Assemblywoman Buttenschon and Senator Griffo: Social Media Users Who Disseminate Images of Crime Victims Must Face Consequences

Assemblywoman Marianne Buttenschon (D-Utica/Rome) and Sen. Joseph Griffo (R,I,C-Rome) have introduced legislation to create criminal and civil penalties for unlawfully disseminating a personal image of the victim(s) of a crime with the intent to glorify the violent actions committed against the victim or to humiliate, demean, degrade or abuse the victim(s) or their families (A.11093/S.9090). Buttenschon and Griffo worked to create the legislation following the tragic murder of Bianca Devins in 2019.

“Bianca Devins’ life was cut short in an act of senseless, horrific violence,” said Buttenschon. “Bianca was a young woman with her whole life ahead of her. She deserves much more than to have her death exploited by detestable social media users for likes and follows, and her family deserves peace. While this legislation was created with Devins in mind, it’s designed to hold any individuals who share these images accountable. We need to make it clear that spreading images to glorify violent offenses or cause trauma to victims and family members will not be tolerated. These images have no place on the Internet or social media sites and individuals who share gruesome images with such intentions should face consequences for the trauma they cause.”

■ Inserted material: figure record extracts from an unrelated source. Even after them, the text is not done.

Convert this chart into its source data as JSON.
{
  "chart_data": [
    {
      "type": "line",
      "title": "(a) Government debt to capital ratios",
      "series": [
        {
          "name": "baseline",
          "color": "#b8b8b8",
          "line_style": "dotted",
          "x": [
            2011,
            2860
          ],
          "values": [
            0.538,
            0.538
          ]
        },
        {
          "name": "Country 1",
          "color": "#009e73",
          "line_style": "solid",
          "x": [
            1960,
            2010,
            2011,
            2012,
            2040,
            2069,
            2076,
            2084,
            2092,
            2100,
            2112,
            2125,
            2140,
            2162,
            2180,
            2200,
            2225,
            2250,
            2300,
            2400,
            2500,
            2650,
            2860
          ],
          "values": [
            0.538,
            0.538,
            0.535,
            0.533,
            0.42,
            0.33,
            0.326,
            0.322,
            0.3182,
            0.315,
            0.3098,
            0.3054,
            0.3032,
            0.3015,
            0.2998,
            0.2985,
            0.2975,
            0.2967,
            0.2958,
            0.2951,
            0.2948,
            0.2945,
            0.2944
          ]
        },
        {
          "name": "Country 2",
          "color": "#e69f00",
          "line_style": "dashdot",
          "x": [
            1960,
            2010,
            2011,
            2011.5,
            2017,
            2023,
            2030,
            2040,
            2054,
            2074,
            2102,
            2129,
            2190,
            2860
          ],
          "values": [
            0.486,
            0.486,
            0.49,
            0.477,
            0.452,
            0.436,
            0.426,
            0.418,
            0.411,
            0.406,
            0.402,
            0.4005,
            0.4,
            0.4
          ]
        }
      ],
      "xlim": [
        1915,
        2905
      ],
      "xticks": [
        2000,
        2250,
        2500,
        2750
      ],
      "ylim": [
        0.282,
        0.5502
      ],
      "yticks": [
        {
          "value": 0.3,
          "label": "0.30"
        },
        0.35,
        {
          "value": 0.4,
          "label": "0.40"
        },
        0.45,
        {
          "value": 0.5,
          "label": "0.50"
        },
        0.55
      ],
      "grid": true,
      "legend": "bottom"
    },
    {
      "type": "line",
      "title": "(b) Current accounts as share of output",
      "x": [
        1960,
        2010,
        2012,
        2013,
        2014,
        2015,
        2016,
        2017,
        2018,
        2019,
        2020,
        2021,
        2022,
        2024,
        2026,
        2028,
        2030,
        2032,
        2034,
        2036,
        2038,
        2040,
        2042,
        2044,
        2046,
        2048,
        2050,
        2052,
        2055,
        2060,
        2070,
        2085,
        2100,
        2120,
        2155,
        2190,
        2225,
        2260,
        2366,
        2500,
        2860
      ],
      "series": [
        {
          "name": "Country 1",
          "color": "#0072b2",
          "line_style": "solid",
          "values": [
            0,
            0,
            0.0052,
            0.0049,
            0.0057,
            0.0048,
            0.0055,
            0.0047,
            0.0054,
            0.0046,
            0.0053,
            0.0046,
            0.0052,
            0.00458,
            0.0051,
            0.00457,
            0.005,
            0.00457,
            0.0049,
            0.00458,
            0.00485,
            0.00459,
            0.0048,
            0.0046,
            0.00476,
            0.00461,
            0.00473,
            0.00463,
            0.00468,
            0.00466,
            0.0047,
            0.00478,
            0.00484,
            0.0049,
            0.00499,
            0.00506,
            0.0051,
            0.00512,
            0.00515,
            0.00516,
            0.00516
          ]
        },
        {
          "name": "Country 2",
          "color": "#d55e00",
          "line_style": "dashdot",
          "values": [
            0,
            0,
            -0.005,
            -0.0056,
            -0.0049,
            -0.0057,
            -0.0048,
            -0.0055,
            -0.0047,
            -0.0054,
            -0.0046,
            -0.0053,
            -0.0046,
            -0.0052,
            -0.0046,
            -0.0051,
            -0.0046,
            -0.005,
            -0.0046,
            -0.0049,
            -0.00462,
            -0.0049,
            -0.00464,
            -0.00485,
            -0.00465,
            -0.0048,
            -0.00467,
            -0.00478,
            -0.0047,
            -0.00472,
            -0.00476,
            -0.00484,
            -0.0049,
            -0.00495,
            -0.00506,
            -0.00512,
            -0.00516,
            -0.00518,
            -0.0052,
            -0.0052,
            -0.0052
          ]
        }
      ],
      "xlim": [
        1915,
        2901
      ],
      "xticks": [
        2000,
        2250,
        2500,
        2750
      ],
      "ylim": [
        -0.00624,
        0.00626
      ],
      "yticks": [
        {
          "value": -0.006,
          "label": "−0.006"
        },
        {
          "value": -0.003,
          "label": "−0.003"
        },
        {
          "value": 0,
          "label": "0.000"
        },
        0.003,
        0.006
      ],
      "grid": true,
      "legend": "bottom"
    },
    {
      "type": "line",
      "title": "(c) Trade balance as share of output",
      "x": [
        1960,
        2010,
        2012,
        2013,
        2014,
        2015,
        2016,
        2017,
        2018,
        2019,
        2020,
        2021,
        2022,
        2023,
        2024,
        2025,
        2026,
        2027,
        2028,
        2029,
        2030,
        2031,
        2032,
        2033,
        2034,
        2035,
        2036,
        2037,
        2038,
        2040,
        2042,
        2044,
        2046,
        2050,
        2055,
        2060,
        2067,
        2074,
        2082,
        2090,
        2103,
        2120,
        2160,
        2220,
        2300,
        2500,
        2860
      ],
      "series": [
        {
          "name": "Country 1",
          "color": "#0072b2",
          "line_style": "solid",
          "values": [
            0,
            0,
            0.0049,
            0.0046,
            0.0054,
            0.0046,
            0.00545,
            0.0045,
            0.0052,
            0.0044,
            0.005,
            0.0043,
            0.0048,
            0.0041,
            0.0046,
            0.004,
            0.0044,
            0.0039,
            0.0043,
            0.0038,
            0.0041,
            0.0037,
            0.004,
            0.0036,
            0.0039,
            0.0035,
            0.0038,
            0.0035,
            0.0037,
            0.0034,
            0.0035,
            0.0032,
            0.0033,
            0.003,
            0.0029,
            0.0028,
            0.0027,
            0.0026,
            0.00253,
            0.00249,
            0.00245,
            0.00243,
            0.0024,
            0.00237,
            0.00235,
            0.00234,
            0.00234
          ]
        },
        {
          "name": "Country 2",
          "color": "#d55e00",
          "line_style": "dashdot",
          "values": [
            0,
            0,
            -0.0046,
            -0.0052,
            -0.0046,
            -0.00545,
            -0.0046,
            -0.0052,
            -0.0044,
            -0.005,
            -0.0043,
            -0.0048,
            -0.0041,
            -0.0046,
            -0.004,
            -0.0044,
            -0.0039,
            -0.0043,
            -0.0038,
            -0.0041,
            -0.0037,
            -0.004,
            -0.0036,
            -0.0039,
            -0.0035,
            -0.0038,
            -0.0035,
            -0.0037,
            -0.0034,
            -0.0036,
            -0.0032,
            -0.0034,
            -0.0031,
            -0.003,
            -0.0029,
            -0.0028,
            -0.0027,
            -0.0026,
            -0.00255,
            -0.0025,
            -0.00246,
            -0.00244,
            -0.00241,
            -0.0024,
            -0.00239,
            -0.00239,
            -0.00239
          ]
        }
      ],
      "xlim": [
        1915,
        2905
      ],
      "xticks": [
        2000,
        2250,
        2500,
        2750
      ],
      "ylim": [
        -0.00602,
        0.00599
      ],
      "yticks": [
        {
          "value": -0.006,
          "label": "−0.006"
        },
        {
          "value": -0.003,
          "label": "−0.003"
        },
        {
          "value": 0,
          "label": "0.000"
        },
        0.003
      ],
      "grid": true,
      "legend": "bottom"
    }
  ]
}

“It is disturbing, appalling and unacceptable that some individuals choose to glorify violent actions and disseminate gruesome images of crimes online. Those who decide to circulate such pictures should face consequences for their heinous actions. The family and friends of Bianca Devins, as well as so many other victims of unspeakable crimes, have already suffered so much heartbreak, grief and pain. They should not have to continue to relive such horrendous experiences through various mediums that have been exploited by others.” Griffo said.

In 2019, 17-year-old Bianca Devins, of Utica, was murdered after attending a concert with her attacker, who then posted photos of her body on social media. These photos were widely shared across multiple social media platforms.  Devins’ family was made aware of her death after they received the photos through messages on their own social media accounts and have been harassed by the images since Bianca’s death. There have also been accounts on platforms like YouTube and Twitter dedicated to analyzing the crime that have promised to share the photos of Devins’ death in exchange for shares or likes.

Buttenschon and Griffo’s legislation would establish the crimes of unlawful dissemination of a personal image in the first, second and third degree, and create a right of private action against such offenses. This legislation would not apply to: the reporting of unlawful conduct; the sharing of images made during lawful and common practices of law enforcement, legal proceedings or medical treatment; the sharing of images involving activities in a public or commercial setting where legal activities are being conducted; or to the sharing of images shared which are made for a legitimate public purpose. Victims of harassment on social media and their families face unspeakable trauma and need to know that there are steps they can take to pursue justice beyond suspending a social media account, the legislators noted.